Led by coach Hector Cuper, the Pharaohs finally put a strong qualification campaign together to finish ahead of Uganda, Ghana and Congo - and they even sealed their place in Russia with a game to spare.
Ousting Ghana was particularly sweet for the North Africans, having suffered an embarrassing 7-3 aggregate loss to the Black Stars in the final round playoffs for the last World Cup in 2014.
Egypt’s undoubted star player is Liverpool forward Mohamed Salah, who scored five goals in their qualification campaign, but they also have an experienced ‘spine’ which includes veteran 44-year-old goalkeeper Essam El Hadary, the versatile Ahmed Fathi, defender Ahmed Hegazy and midfield anchor Mohamed Elneny.
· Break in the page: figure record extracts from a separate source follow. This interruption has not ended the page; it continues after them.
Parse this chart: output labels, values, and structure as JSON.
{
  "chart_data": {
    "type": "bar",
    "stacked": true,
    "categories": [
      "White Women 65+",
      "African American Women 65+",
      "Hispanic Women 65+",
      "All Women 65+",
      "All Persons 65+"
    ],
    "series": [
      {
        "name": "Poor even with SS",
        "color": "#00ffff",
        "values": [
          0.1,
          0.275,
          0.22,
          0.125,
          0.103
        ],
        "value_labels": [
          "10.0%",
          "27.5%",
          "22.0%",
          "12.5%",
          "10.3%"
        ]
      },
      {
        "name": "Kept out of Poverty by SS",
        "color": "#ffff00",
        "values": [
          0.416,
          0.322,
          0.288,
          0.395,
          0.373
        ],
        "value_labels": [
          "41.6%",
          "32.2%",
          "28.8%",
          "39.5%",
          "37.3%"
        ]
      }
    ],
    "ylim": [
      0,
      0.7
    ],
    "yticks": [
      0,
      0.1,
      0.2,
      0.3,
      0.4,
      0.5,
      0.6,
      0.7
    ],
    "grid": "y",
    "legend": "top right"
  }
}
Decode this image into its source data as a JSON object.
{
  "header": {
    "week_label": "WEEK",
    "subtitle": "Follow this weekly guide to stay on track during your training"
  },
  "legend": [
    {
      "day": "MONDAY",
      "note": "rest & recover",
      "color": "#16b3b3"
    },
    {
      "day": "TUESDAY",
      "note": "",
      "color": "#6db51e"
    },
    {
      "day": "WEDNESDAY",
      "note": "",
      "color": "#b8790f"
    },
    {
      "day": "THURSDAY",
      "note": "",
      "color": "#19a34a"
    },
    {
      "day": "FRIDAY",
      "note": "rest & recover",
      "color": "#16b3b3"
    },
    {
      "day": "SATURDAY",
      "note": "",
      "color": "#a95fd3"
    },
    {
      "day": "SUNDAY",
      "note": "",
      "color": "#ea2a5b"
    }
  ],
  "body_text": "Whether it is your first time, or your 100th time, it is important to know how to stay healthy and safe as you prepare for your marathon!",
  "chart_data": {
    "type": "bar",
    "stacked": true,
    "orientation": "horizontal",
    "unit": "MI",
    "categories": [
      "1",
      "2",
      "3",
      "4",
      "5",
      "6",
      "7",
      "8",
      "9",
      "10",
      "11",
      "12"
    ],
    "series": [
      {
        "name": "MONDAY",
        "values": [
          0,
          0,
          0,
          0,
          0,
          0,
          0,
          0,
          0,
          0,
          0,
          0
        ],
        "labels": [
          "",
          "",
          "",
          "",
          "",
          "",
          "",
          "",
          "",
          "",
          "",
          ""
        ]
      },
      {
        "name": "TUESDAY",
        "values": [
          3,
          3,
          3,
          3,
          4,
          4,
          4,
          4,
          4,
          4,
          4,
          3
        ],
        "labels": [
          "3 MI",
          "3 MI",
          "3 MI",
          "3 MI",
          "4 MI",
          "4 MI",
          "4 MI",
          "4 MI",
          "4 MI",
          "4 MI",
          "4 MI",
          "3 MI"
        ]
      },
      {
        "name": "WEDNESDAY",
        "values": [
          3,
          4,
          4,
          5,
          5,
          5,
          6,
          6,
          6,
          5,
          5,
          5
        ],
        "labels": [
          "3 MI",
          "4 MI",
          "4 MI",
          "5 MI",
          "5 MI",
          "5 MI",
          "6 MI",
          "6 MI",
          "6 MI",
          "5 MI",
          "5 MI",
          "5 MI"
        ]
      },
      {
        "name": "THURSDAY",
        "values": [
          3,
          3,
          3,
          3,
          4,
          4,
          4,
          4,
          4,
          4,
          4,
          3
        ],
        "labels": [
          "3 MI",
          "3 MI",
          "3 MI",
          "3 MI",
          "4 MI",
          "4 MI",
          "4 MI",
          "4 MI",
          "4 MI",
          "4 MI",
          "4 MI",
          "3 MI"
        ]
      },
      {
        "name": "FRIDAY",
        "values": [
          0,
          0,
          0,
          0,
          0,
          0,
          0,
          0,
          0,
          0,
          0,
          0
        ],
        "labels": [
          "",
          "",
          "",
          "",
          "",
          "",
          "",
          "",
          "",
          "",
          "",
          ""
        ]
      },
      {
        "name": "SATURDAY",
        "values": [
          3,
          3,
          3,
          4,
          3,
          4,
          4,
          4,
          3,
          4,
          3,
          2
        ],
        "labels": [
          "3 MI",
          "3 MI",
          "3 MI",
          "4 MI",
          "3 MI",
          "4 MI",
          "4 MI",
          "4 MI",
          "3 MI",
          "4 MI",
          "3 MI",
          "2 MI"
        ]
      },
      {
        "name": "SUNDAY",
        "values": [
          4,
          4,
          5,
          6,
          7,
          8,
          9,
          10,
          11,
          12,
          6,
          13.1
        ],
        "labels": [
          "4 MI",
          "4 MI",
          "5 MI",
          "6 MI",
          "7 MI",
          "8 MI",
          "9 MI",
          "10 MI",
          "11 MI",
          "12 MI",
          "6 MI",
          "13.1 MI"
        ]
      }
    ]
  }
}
Add in ‘maverick’ talents like Ramadhan Sobi, Mahmoud Shikabala and Mahmoud Kahraba and it is clear that the Pharaohs will pose a potent threat in next year’s finals.
Egypt have long been regarded as Africa’s foremost football country, and with good reason: they were the first team from the continent to appear at a World Cup (debuting way back in 1934), the Pharaohs boast a record seven Africa Cup of Nations titles, and the country’s two top teams - Al Ahly and Zamalek - have won no less than 13 CAF Champions League titles between them.
Yet, despite their strong reputation on the continent, Egypt have no real pedigree at the World Cup. After their maiden showing in 1934 they had to wait until 1990 to appear at the global tournament again, and next year’s finals will mark only their third World Cup overall.